Some fiscal policy opportunities for President Trump. TPC’s Gene Steuerle identifies six possible reform opportunities for the incoming president, including taxes, Social Security, health care, and worker assistance. But, Gene suggests, Trump would have to carefully frame these changes to win bipartisan support.
IRS phone call scams are down, but not gone. A spokesperson for the Treasury Inspector General for Tax Administration said that since the indictment of dozens involved in Indian call center scams, “reports of these fraudulent calls have dropped significantly, from a high of over 38,000 new reports a week to just over 2,000 reports of fraudulent calls to TIGTA last week." Tax Analysts reports (paywall) that it is unclear that the indictment alone contributed to the drop.

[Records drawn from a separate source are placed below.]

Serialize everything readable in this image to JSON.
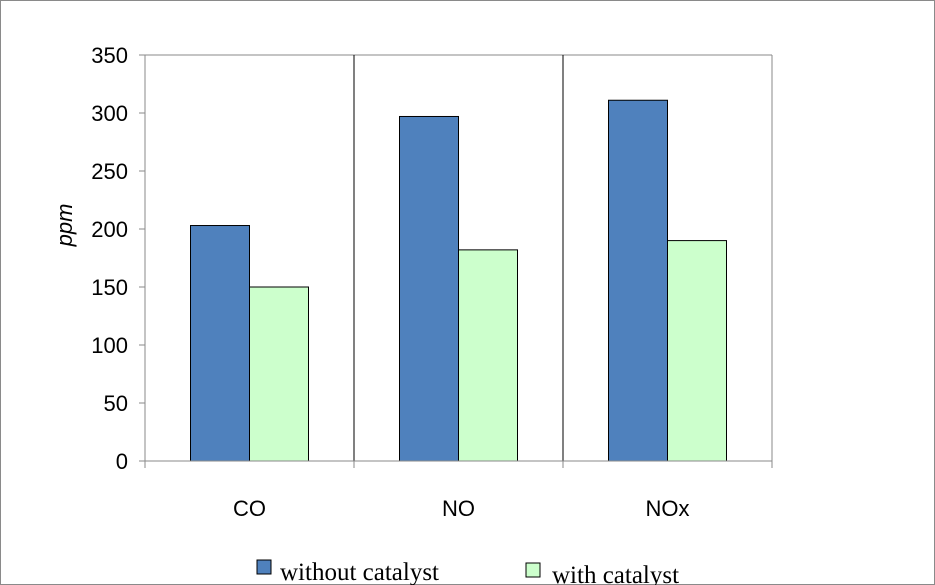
{
  "chart_data": {
    "type": "bar",
    "title": "",
    "xlabel": "",
    "ylabel": "ppm",
    "categories": [
      "CO",
      "NO",
      "NOx"
    ],
    "ylim": [
      0,
      350
    ],
    "yticks": [
      0,
      50,
      100,
      150,
      200,
      250,
      300,
      350
    ],
    "grid": "vertical category separators only",
    "legend_position": "bottom",
    "series": [
      {
        "name": "without catalyst",
        "values": [
          203,
          297,
          311
        ],
        "color": "#4f81bd"
      },
      {
        "name": "with catalyst",
        "values": [
          150,
          182,
          190
        ],
        "color": "#ccffcc"
      }
    ]
  }
}
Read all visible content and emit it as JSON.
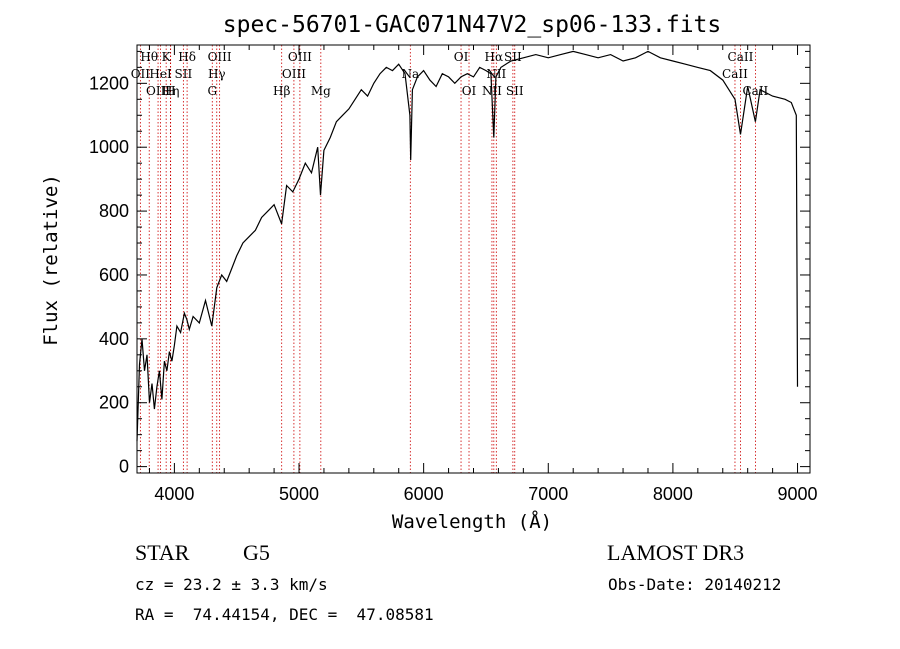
{
  "chart_data": {
    "type": "line",
    "title": "spec-56701-GAC071N47V2_sp06-133.fits",
    "xlabel": "Wavelength (Å)",
    "ylabel": "Flux (relative)",
    "xlim": [
      3700,
      9100
    ],
    "ylim": [
      -20,
      1320
    ],
    "xticks": [
      4000,
      5000,
      6000,
      7000,
      8000,
      9000
    ],
    "yticks": [
      0,
      200,
      400,
      600,
      800,
      1000,
      1200
    ],
    "series": [
      {
        "name": "spectrum",
        "x": [
          3700,
          3720,
          3740,
          3760,
          3780,
          3800,
          3820,
          3840,
          3860,
          3880,
          3900,
          3920,
          3940,
          3960,
          3980,
          4000,
          4020,
          4050,
          4080,
          4100,
          4120,
          4150,
          4200,
          4250,
          4300,
          4340,
          4380,
          4420,
          4460,
          4500,
          4550,
          4600,
          4650,
          4700,
          4750,
          4800,
          4860,
          4900,
          4950,
          5000,
          5050,
          5100,
          5150,
          5172,
          5200,
          5250,
          5300,
          5350,
          5400,
          5450,
          5500,
          5550,
          5600,
          5650,
          5700,
          5750,
          5800,
          5850,
          5890,
          5896,
          5910,
          5950,
          6000,
          6050,
          6100,
          6150,
          6200,
          6250,
          6300,
          6350,
          6400,
          6450,
          6500,
          6540,
          6563,
          6580,
          6620,
          6700,
          6800,
          6900,
          7000,
          7100,
          7200,
          7300,
          7400,
          7500,
          7600,
          7700,
          7800,
          7900,
          8000,
          8100,
          8200,
          8300,
          8400,
          8498,
          8542,
          8600,
          8662,
          8700,
          8800,
          8900,
          8950,
          8990,
          9000
        ],
        "y": [
          80,
          320,
          400,
          300,
          350,
          200,
          260,
          180,
          250,
          300,
          210,
          330,
          300,
          360,
          330,
          380,
          440,
          420,
          480,
          460,
          430,
          470,
          450,
          520,
          440,
          560,
          600,
          580,
          620,
          660,
          700,
          720,
          740,
          780,
          800,
          820,
          760,
          880,
          860,
          900,
          950,
          920,
          1000,
          850,
          990,
          1030,
          1080,
          1100,
          1120,
          1150,
          1180,
          1160,
          1200,
          1230,
          1250,
          1240,
          1260,
          1230,
          1100,
          960,
          1180,
          1220,
          1240,
          1210,
          1190,
          1230,
          1220,
          1200,
          1220,
          1230,
          1220,
          1250,
          1240,
          1230,
          1030,
          1220,
          1250,
          1270,
          1280,
          1290,
          1280,
          1290,
          1300,
          1290,
          1280,
          1290,
          1270,
          1280,
          1300,
          1280,
          1270,
          1260,
          1250,
          1240,
          1210,
          1150,
          1040,
          1190,
          1080,
          1180,
          1160,
          1150,
          1140,
          1100,
          250
        ]
      }
    ],
    "spectral_lines": [
      {
        "wl": 3727,
        "labels": [
          {
            "text": "OII",
            "row": 2
          }
        ]
      },
      {
        "wl": 3798,
        "labels": [
          {
            "text": "Hθ",
            "row": 1
          }
        ]
      },
      {
        "wl": 3869,
        "labels": [
          {
            "text": "OIII",
            "row": 3
          }
        ]
      },
      {
        "wl": 3889,
        "labels": [
          {
            "text": "HeI",
            "row": 2
          }
        ]
      },
      {
        "wl": 3934,
        "labels": [
          {
            "text": "K",
            "row": 1
          }
        ]
      },
      {
        "wl": 3970,
        "labels": [
          {
            "text": "Hη",
            "row": 3
          }
        ]
      },
      {
        "wl": 3968,
        "labels": [
          {
            "text": "H",
            "row": 3
          }
        ]
      },
      {
        "wl": 4072,
        "labels": [
          {
            "text": "SII",
            "row": 2
          }
        ]
      },
      {
        "wl": 4102,
        "labels": [
          {
            "text": "Hδ",
            "row": 1
          }
        ]
      },
      {
        "wl": 4304,
        "labels": [
          {
            "text": "G",
            "row": 3
          }
        ]
      },
      {
        "wl": 4340,
        "labels": [
          {
            "text": "Hγ",
            "row": 2
          }
        ]
      },
      {
        "wl": 4363,
        "labels": [
          {
            "text": "OIII",
            "row": 1
          }
        ]
      },
      {
        "wl": 4861,
        "labels": [
          {
            "text": "Hβ",
            "row": 3
          }
        ]
      },
      {
        "wl": 4959,
        "labels": [
          {
            "text": "OIII",
            "row": 2
          }
        ]
      },
      {
        "wl": 5007,
        "labels": [
          {
            "text": "OIII",
            "row": 1
          }
        ]
      },
      {
        "wl": 5175,
        "labels": [
          {
            "text": "Mg",
            "row": 3
          }
        ]
      },
      {
        "wl": 5893,
        "labels": [
          {
            "text": "Na",
            "row": 2
          }
        ]
      },
      {
        "wl": 6300,
        "labels": [
          {
            "text": "OI",
            "row": 1
          }
        ]
      },
      {
        "wl": 6364,
        "labels": [
          {
            "text": "OI",
            "row": 3
          }
        ]
      },
      {
        "wl": 6548,
        "labels": [
          {
            "text": "NII",
            "row": 3
          }
        ]
      },
      {
        "wl": 6563,
        "labels": [
          {
            "text": "Hα",
            "row": 1
          }
        ]
      },
      {
        "wl": 6583,
        "labels": [
          {
            "text": "NII",
            "row": 2
          }
        ]
      },
      {
        "wl": 6716,
        "labels": [
          {
            "text": "SII",
            "row": 1
          }
        ]
      },
      {
        "wl": 6731,
        "labels": [
          {
            "text": "SII",
            "row": 3
          }
        ]
      },
      {
        "wl": 8498,
        "labels": [
          {
            "text": "CaII",
            "row": 2
          }
        ]
      },
      {
        "wl": 8542,
        "labels": [
          {
            "text": "CaII",
            "row": 1
          }
        ]
      },
      {
        "wl": 8662,
        "labels": [
          {
            "text": "CaII",
            "row": 3
          }
        ]
      }
    ]
  },
  "info": {
    "object_class": "STAR",
    "subclass": "G5",
    "survey": "LAMOST DR3",
    "redshift": "cz = 23.2 ± 3.3 km/s",
    "obs_date": "Obs-Date: 20140212",
    "coords": "RA =  74.44154, DEC =  47.08581"
  }
}
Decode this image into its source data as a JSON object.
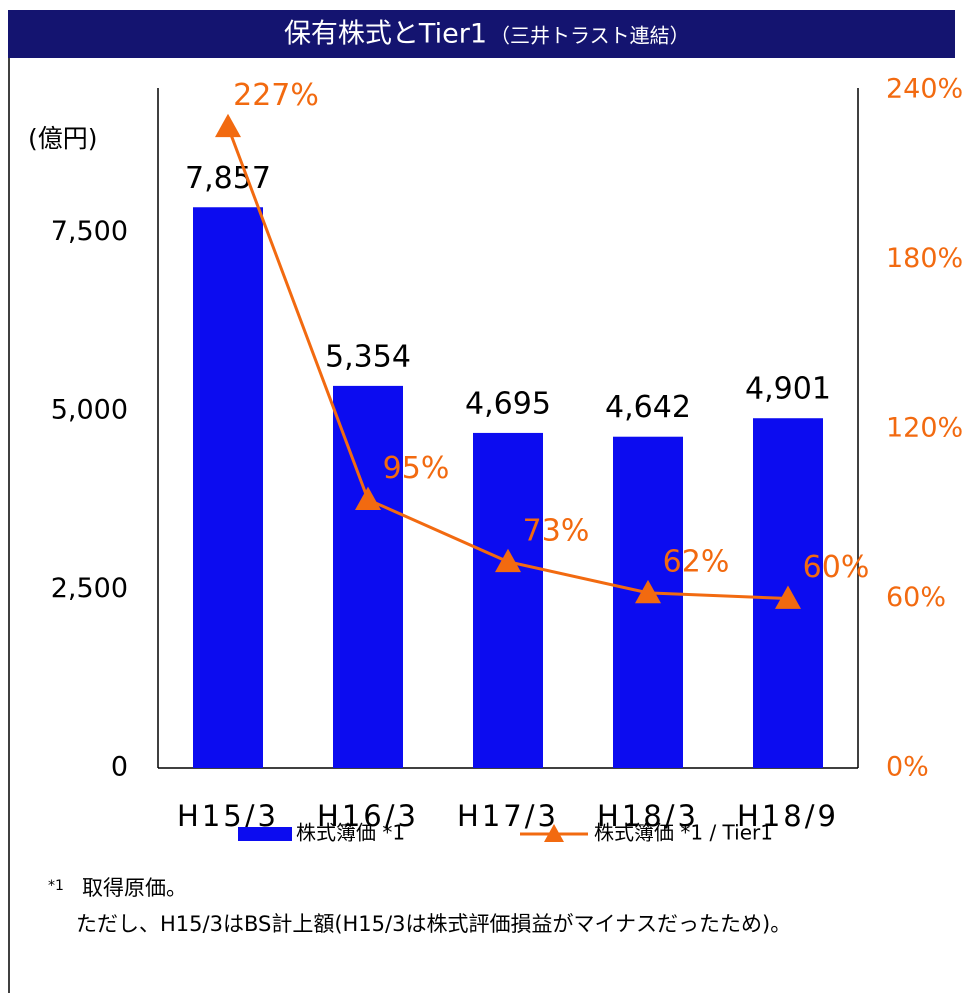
{
  "chart_data": {
    "type": "bar",
    "title": "保有株式とTier1",
    "subtitle": "（三井トラスト連結）",
    "y_axis_label": "(億円)",
    "categories": [
      "H15/3",
      "H16/3",
      "H17/3",
      "H18/3",
      "H18/9"
    ],
    "series": [
      {
        "name": "株式簿価 *1",
        "type": "bar",
        "color": "#0c0cf0",
        "values": [
          7857,
          5354,
          4695,
          4642,
          4901
        ],
        "value_labels": [
          "7,857",
          "5,354",
          "4,695",
          "4,642",
          "4,901"
        ]
      },
      {
        "name": "株式簿価 *1 / Tier1",
        "type": "line",
        "axis": "y2",
        "color": "#f26a10",
        "values": [
          227,
          95,
          73,
          62,
          60
        ],
        "value_labels": [
          "227%",
          "95%",
          "73%",
          "62%",
          "60%"
        ]
      }
    ],
    "ylim": [
      0,
      9500
    ],
    "yticks": [
      0,
      {
        "value": 2500,
        "label": "2,500"
      },
      {
        "value": 5000,
        "label": "5,000"
      },
      {
        "value": 7500,
        "label": "7,500"
      }
    ],
    "y2lim": [
      0,
      240
    ],
    "y2ticks": [
      {
        "value": 0,
        "label": "0%"
      },
      {
        "value": 60,
        "label": "60%"
      },
      {
        "value": 120,
        "label": "120%"
      },
      {
        "value": 180,
        "label": "180%"
      },
      {
        "value": 240,
        "label": "240%"
      }
    ],
    "grid": false,
    "legend": "bottom",
    "footnote_marker": "*1",
    "footnotes": [
      "取得原価。",
      "ただし、H15/3はBS計上額(H15/3は株式評価損益がマイナスだったため)。"
    ]
  }
}
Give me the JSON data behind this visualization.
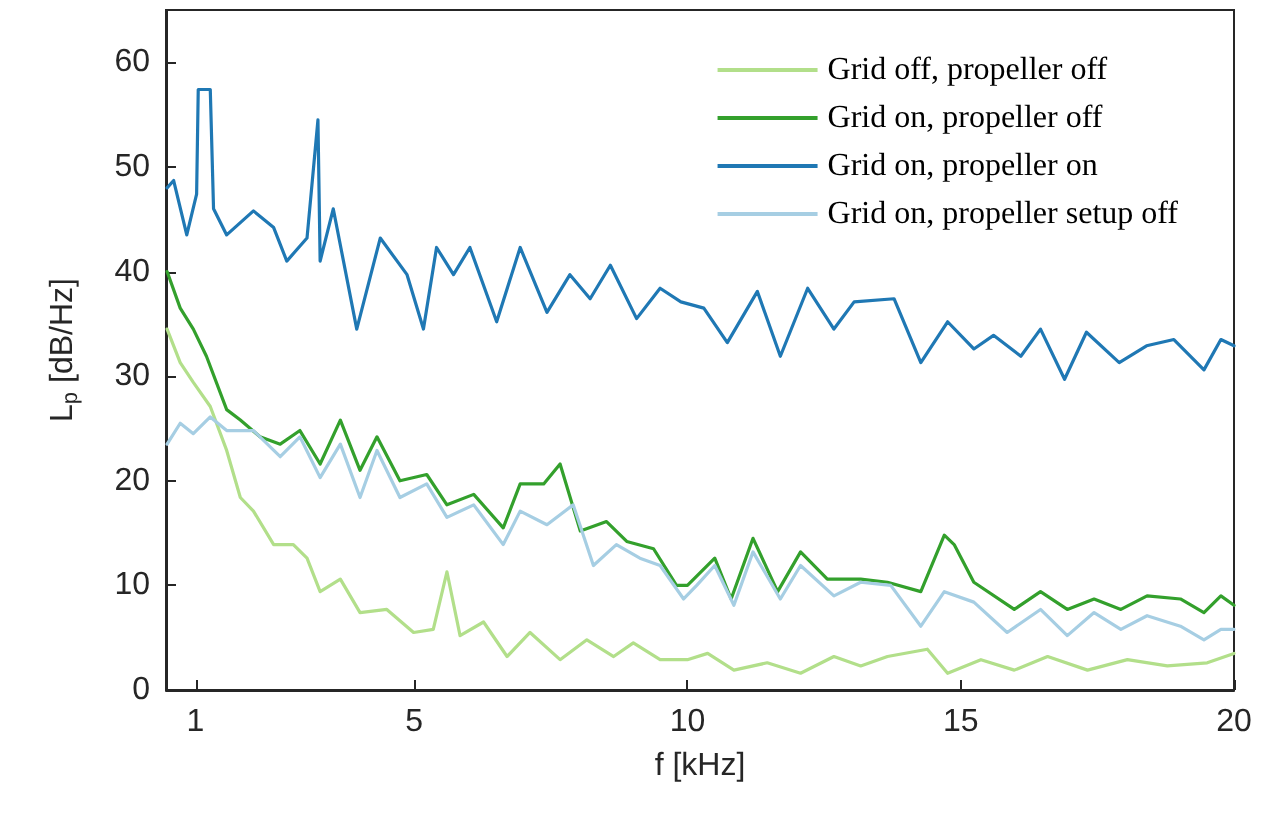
{
  "chart_data": {
    "type": "line",
    "xlabel": "f [kHz]",
    "ylabel": "L$_{p}$ [dB/Hz]",
    "xlim": [
      0.46,
      20
    ],
    "xticks": [
      1,
      5,
      10,
      15,
      20
    ],
    "ylim": [
      0,
      65
    ],
    "yticks": [
      0,
      10,
      20,
      30,
      40,
      50,
      60
    ],
    "grid": false,
    "legend": "top right",
    "marker": "none",
    "line_style": "solid",
    "series": [
      {
        "name": "Grid off, propeller off",
        "color": "#b2df8a",
        "x": [
          0.48,
          0.72,
          0.96,
          1.27,
          1.57,
          1.82,
          2.06,
          2.43,
          2.79,
          3.04,
          3.28,
          3.65,
          4.01,
          4.5,
          4.99,
          5.35,
          5.6,
          5.84,
          6.27,
          6.7,
          7.12,
          7.67,
          8.16,
          8.65,
          9.01,
          9.5,
          10,
          10.37,
          10.85,
          11.46,
          12.07,
          12.68,
          13.17,
          13.66,
          14.39,
          14.76,
          15.37,
          15.98,
          16.59,
          17.32,
          18.05,
          18.78,
          19.51,
          20
        ],
        "values": [
          34.5,
          31.3,
          29.4,
          27.1,
          22.9,
          18.4,
          17.1,
          13.9,
          13.9,
          12.6,
          9.4,
          10.6,
          7.4,
          7.7,
          5.5,
          5.8,
          11.3,
          5.2,
          6.5,
          3.2,
          5.5,
          2.9,
          4.8,
          3.2,
          4.5,
          2.9,
          2.9,
          3.5,
          1.9,
          2.6,
          1.6,
          3.2,
          2.3,
          3.2,
          3.9,
          1.6,
          2.9,
          1.9,
          3.2,
          1.9,
          2.9,
          2.3,
          2.6,
          3.5
        ]
      },
      {
        "name": "Grid on, propeller off",
        "color": "#33a02c",
        "x": [
          0.48,
          0.72,
          0.96,
          1.2,
          1.57,
          1.82,
          2.18,
          2.55,
          2.91,
          3.28,
          3.65,
          4.01,
          4.32,
          4.74,
          5.23,
          5.6,
          6.09,
          6.63,
          6.94,
          7.37,
          7.67,
          8.04,
          8.52,
          8.89,
          9.38,
          9.8,
          10,
          10.5,
          10.8,
          11.2,
          11.65,
          12.07,
          12.56,
          13.17,
          13.66,
          14.27,
          14.7,
          14.88,
          15.24,
          15.98,
          16.46,
          16.95,
          17.44,
          17.93,
          18.41,
          19.02,
          19.45,
          19.76,
          20
        ],
        "values": [
          40,
          36.5,
          34.5,
          31.9,
          26.8,
          25.8,
          24.2,
          23.5,
          24.8,
          21.6,
          25.8,
          21,
          24.2,
          20,
          20.6,
          17.7,
          18.7,
          15.5,
          19.7,
          19.7,
          21.6,
          15.2,
          16.1,
          14.2,
          13.5,
          10,
          10,
          12.6,
          8.7,
          14.5,
          9.4,
          13.2,
          10.6,
          10.6,
          10.3,
          9.4,
          14.8,
          13.9,
          10.3,
          7.7,
          9.4,
          7.7,
          8.7,
          7.7,
          9,
          8.7,
          7.4,
          9,
          8.1
        ]
      },
      {
        "name": "Grid on, propeller on",
        "color": "#1f78b4",
        "x": [
          0.48,
          0.6,
          0.84,
          1.02,
          1.05,
          1.27,
          1.33,
          1.57,
          2.06,
          2.43,
          2.67,
          3.04,
          3.24,
          3.28,
          3.52,
          3.95,
          4.38,
          4.87,
          5.17,
          5.41,
          5.72,
          6.02,
          6.51,
          6.94,
          7.43,
          7.85,
          8.22,
          8.59,
          9.07,
          9.5,
          9.88,
          10.3,
          10.73,
          11.28,
          11.7,
          12.2,
          12.68,
          13.05,
          13.78,
          14.27,
          14.76,
          15.24,
          15.6,
          16.1,
          16.46,
          16.9,
          17.3,
          17.9,
          18.4,
          18.9,
          19.45,
          19.76,
          20
        ],
        "values": [
          48,
          48.7,
          43.5,
          47.4,
          57.4,
          57.4,
          46,
          43.5,
          45.8,
          44.2,
          41,
          43.2,
          54.5,
          41,
          46,
          34.5,
          43.2,
          39.7,
          34.5,
          42.3,
          39.7,
          42.3,
          35.2,
          42.3,
          36.1,
          39.7,
          37.4,
          40.6,
          35.5,
          38.4,
          37.1,
          36.5,
          33.2,
          38.1,
          31.9,
          38.4,
          34.5,
          37.1,
          37.4,
          31.3,
          35.2,
          32.6,
          33.9,
          31.9,
          34.5,
          29.7,
          34.2,
          31.3,
          32.9,
          33.5,
          30.6,
          33.5,
          32.9
        ]
      },
      {
        "name": "Grid on, propeller setup off",
        "color": "#a6cee3",
        "x": [
          0.48,
          0.72,
          0.96,
          1.27,
          1.57,
          2.06,
          2.55,
          2.91,
          3.28,
          3.65,
          4.01,
          4.32,
          4.74,
          5.23,
          5.6,
          6.09,
          6.63,
          6.94,
          7.43,
          7.91,
          8.28,
          8.7,
          9.13,
          9.5,
          9.93,
          10.17,
          10.5,
          10.85,
          11.2,
          11.7,
          12.07,
          12.68,
          13.17,
          13.72,
          14.27,
          14.7,
          15.24,
          15.85,
          16.46,
          16.95,
          17.44,
          17.93,
          18.41,
          19.02,
          19.45,
          19.76,
          20
        ],
        "values": [
          23.5,
          25.5,
          24.5,
          26.1,
          24.8,
          24.8,
          22.3,
          24.2,
          20.3,
          23.5,
          18.4,
          22.9,
          18.4,
          19.7,
          16.5,
          17.7,
          13.9,
          17.1,
          15.8,
          17.7,
          11.9,
          13.9,
          12.6,
          11.9,
          8.7,
          10,
          11.9,
          8.1,
          13.2,
          8.7,
          11.9,
          9,
          10.3,
          10,
          6.1,
          9.4,
          8.4,
          5.5,
          7.7,
          5.2,
          7.4,
          5.8,
          7.1,
          6.1,
          4.8,
          5.8,
          5.8
        ]
      }
    ]
  }
}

In Australia, a new “backpacker tax” stalls in the Senate. Late last week the nation’s Senate said no to a House-approved 19.5 percent income tax on those working under holiday visas. The latest version would reduce the government’s proposed 32.5 percent tax, which failed in September after widespread opposition. The new tax would apply to working visitors under age 31 with passports from 19 eligible countries. Previously, they paid no tax on earnings up to AU$18,200 (or $13,900), which is what most earn during their stay. A new Senate counter-proposal suggests a 10.5 percent tax.